На Киевщине, Херсонщине, Екатеринославщине вспыхнули народные восстания. Целые села, волости и даже уезды соединялись в партизанские отряды и вели борьбу с оккупантами. Вблизи одной лишь Звенигородки партизаны разгромили несколько регулярных немецко-австрийских частей.
Восточную армию австрийцев привел на Украину фельдмаршал Бем-Эрмоли. Потом его сменил генерал Краус. В конце марта 1918 года, по договоренности с гетманцами, этот генерал грабил Подольскую, Херсонскую и Екатеринославскую губернии — огромное пространство Украины от Збруча до Азовского моря.
Как только генерал Краус возглавил командование восточной армией, советник австрийцев по украинским делам Зенон Печерица получил назначение в штаб XII австрийского корпуса в Екатеринослав. Он часто выезжал в составе карательных экспедиций в районы, охваченные крестьянскими восстаниями, и лез из кожи, чтобы получше да похитрее угодить австрийцам.
…И вот, прослеживая путь Печерицы от захудалого городка Коломыя к берегам Азовского моря, Вукович, по словам Никиты, обнаружил, что чаще всего, отрываясь от Екатеринослава, австрийские карательные отряды базировались на немецкие колонии в Таврии.
Надо сказать, что районы Таврии еще с детства были знакомы Вуковичу.
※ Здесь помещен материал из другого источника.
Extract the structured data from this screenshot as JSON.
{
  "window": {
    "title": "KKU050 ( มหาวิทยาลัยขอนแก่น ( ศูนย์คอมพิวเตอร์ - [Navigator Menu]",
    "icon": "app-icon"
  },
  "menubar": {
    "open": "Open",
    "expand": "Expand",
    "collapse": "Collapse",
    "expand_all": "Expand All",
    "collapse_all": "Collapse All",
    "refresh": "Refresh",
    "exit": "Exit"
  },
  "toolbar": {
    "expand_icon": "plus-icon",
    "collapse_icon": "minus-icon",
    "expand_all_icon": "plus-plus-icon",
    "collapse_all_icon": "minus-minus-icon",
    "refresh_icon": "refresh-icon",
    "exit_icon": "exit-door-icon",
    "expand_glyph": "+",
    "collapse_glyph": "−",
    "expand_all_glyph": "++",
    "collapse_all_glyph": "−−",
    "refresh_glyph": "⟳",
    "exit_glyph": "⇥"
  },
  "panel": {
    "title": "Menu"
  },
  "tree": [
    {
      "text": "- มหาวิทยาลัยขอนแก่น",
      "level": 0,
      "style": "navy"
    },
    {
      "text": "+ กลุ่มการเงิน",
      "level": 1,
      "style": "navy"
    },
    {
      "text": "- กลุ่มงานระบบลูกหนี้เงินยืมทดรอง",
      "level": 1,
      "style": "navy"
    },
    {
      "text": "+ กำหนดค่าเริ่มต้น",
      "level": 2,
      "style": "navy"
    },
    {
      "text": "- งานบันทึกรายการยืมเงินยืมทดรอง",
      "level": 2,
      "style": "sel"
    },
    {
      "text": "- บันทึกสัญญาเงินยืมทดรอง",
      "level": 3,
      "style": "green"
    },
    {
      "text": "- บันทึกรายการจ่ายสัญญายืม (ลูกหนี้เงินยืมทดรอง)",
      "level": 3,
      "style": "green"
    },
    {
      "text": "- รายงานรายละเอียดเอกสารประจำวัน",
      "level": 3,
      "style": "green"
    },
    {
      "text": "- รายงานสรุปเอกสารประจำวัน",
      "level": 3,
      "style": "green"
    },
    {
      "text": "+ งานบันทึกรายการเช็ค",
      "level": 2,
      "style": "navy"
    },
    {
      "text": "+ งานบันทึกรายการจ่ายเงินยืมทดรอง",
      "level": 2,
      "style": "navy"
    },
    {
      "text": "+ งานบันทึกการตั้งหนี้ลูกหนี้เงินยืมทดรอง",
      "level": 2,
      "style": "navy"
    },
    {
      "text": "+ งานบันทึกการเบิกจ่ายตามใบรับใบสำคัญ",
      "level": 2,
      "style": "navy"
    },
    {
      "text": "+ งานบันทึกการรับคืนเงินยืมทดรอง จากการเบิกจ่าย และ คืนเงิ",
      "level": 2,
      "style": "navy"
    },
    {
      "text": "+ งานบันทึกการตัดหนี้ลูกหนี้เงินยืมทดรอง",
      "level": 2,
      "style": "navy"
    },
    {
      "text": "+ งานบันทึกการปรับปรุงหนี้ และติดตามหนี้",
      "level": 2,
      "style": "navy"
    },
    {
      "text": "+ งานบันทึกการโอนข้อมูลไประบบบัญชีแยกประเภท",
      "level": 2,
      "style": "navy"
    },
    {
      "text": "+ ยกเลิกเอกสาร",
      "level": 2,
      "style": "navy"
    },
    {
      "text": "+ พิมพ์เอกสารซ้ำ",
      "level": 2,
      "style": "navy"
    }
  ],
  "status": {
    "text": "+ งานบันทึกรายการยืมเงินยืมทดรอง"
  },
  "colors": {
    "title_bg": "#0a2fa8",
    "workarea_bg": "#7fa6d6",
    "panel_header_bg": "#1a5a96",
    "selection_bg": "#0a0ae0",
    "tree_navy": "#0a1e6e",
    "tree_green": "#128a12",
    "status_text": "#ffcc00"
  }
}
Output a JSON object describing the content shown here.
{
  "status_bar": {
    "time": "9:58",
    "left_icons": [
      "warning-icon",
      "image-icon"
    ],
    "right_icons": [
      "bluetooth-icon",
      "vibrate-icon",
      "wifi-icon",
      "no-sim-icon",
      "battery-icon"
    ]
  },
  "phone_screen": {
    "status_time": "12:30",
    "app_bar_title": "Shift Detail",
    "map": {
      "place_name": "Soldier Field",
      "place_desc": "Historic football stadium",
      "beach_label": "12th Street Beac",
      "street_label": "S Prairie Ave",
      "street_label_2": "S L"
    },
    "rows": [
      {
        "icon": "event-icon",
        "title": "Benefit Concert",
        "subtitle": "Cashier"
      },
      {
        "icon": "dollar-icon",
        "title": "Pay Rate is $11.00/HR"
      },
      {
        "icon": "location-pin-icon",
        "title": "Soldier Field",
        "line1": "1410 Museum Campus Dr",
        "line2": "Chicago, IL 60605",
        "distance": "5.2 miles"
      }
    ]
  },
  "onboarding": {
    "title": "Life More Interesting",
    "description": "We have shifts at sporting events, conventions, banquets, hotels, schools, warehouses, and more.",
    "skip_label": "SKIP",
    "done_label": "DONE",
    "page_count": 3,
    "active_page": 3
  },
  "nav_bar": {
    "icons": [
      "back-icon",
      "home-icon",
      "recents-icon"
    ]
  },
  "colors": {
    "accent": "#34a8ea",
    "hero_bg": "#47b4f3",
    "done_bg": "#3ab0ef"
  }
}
Именно сюда еще в первой половине прошлого века бежал из Сербии его дед, участник восстания против жестокого князя Милоша Обреновича. В Таврии дед Вуковича женился на украинке и остался навсегда, а уже отец Вуковича стал работать в Мариуполе на металлургических заводах мастером доменных печей. В Мариуполе сын его вступил в комсомол, и отсюда еще в годы гражданской воины был он послан на работу в войска ВЧК — ОГПУ.
Изучая теперь маршрут Печерицы по знакомым ему с детства степям Таврии, Вукович узнал, что один из австрийских отрядов, в составе которого находился и Печерица, достиг немецкой колонии Нейгофнунг, расположенной на берегу реки Берды. Вукович немедленно поинтересовался историей этой колонии и узнал, что ее основали еще в начале девятнадцатого века немцы, переселившиеся в Таврию из Вюртемберга.
Вукович вооружился лупой и стал бродить по карте, изучая маршрут Зенона Печерицы к Азовскому морю весной 1918 года. В глазах уполномоченного запестрило множество немецких названий: Фюрстенау, Гольдштадт, Мунтау… Это были богатые немецкие колонии, кучно расположенные в плодородной Таврической степи. Жили немцы в них припеваючи до тех пор, пока царствовала династия Романовых. Но как только из Смольного разнесся клич: «Вся власть Советам!» — страх перед народной властью не раз будил по ночам зажиточных немецких колонистов и заставлял их дрожать.
Австрийскую армию встречали они с распростертыми объятиями. Фельдкураты в серых мундирах служили торжественные молебны в кирках за здоровье династии Габсбургов, и старожилы колоний плакали от восторга под тягучие звуки органов.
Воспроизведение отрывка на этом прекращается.